Telefon Jungkooka był rozładowany, dlatego gdy tylko podłączył go do ładowania otrzymał setki powiadomień o nieodebranych wiadomościach i połączeniach wychodzących od Hoseoka.

misships pisze...
misships: kookson
misships: otwórz drzwi idioto
misships: halo
misships: jak sobie walisz myśląc o Taehyungu to lepiej kończ bo idziemy Ci rozbić okno
misships: po dobroci nie chciałeś otworzyć to teraz masz
misships: halo dzieciaku

dostarczone; 12:39

misships pisze...
misships: ej kook
misships: ???
misships: żyjesz?

dostarczone; 12:41

misships pisze
misships: Jeon Jeongguk
misships: bierz go tygrysie

dostarczone; 12:47

Kiedy czytał to, co pisał mu jego przyjaciel przed godziną, miał ochotę roześmiać się głośno i uderzyć go w twarz. Uważał, że Yoongi i Hoseok to świetni przyjaciele, tylko czasami trochę przesadzają. Czasami trochę bardzo.

Taehyung leżał wtulony w nagą klatkę bruneta, wsłuchując się w bicie jego serca i od czasu do czasu cichy śmiech.

-Co Cię tak bawi Kook?- Zapytał kiedy ten po raz kolejny parsknął patrząc się w telefon.

-Pewnie mnie zdradzasz, jak nic.

-No a co ty myślałeś, zawsze z każdym.- Odparł Jeon odwracając wzrok od telefonu i szczypiąc Taehyunga w udo.
Jego słodki śmiech rozniósł się po pokoju, tak samo jak dźwięk kolejnych powiadomień w telefonie Jungkooka.

-Hoseok do mnie wypisuje. Już wymyśla imiona naszym dzieciom, planuje nasz ślub, rezerwuje nam miesiąc miodowy i kupuje gumki na noc poślubną.- Odpowiedział śmiejąc się w tym samym czasie, oraz odpisując przyjacielowi jak bardzo jest głupi.

-To w końcu kupuje gumki czy wymyśla imiona dzieciom? - Jeon z wrażenia zaprzestał pisania, nie spodziewając się takiej odpowiedzi. Spojrzał kątem oka na blondyna i przeskanował jego poważną minę.

-I tak nie zaciążysz, więc może robić to i to.- Odparł po chwili namysłu. Uśmiech starszego chłopaka zmalał a na jego twarzy wymalowali się zirytowane spojrzenie.

-Zepsułeś mój super tekst, jak mogłeś.

-Wybacz, księżniczko.

-Nie jestem księżniczką debilu!- Blondyn jak na zawołanie poderwał się do góry zapominając o tym, że jest całkiem nagi, tym samym odsłaniając cały swój brzuch.

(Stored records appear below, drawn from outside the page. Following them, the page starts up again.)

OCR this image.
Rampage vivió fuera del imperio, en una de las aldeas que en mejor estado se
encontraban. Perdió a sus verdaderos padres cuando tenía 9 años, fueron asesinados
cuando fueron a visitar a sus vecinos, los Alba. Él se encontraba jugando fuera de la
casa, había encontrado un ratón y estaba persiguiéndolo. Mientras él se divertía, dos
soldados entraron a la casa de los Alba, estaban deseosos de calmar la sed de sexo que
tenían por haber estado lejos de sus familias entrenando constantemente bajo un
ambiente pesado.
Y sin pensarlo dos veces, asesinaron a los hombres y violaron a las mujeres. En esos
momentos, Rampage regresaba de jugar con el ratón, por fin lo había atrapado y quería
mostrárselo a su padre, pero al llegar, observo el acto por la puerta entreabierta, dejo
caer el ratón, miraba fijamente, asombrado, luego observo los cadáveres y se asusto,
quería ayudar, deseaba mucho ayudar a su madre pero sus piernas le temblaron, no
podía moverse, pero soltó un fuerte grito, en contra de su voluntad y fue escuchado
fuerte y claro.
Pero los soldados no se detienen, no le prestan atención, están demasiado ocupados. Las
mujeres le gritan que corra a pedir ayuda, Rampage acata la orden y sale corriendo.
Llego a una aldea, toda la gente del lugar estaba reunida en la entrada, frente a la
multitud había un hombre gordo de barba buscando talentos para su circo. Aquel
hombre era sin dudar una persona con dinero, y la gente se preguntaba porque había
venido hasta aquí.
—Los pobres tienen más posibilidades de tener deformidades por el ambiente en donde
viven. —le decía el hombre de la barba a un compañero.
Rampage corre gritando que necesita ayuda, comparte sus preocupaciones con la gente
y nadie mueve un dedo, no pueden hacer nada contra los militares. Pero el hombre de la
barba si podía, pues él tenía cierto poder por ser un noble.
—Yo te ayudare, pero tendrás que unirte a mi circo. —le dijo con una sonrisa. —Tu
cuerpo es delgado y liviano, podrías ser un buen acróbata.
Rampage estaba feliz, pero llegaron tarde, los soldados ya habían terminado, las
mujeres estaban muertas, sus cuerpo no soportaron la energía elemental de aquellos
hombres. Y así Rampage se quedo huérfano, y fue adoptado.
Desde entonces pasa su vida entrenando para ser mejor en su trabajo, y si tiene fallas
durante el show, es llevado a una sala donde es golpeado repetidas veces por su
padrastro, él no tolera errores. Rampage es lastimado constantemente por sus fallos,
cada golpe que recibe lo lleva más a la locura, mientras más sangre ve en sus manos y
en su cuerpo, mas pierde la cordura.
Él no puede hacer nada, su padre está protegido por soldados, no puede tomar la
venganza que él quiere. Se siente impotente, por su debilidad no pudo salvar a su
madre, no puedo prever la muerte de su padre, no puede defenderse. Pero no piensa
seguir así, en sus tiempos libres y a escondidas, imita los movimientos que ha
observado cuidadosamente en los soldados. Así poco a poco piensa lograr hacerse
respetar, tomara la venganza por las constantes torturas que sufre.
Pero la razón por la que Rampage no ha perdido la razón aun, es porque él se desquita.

-Jesteś księżniczką, bo księżniczkujesz.

-Przestań wymyślać słowa, zepsułeś i koniec kropka.- Skoro Taehyung chciał skończyć temat, to oznaczało, że tak właśnie musi być.

Jednak Taehyung to niezdecydowany człowiek, lubiący nieprzewidywalność i dodawanie kolejnych zdań do zakończonego tematu, dlatego musiał powiedzieć coś jeszcze.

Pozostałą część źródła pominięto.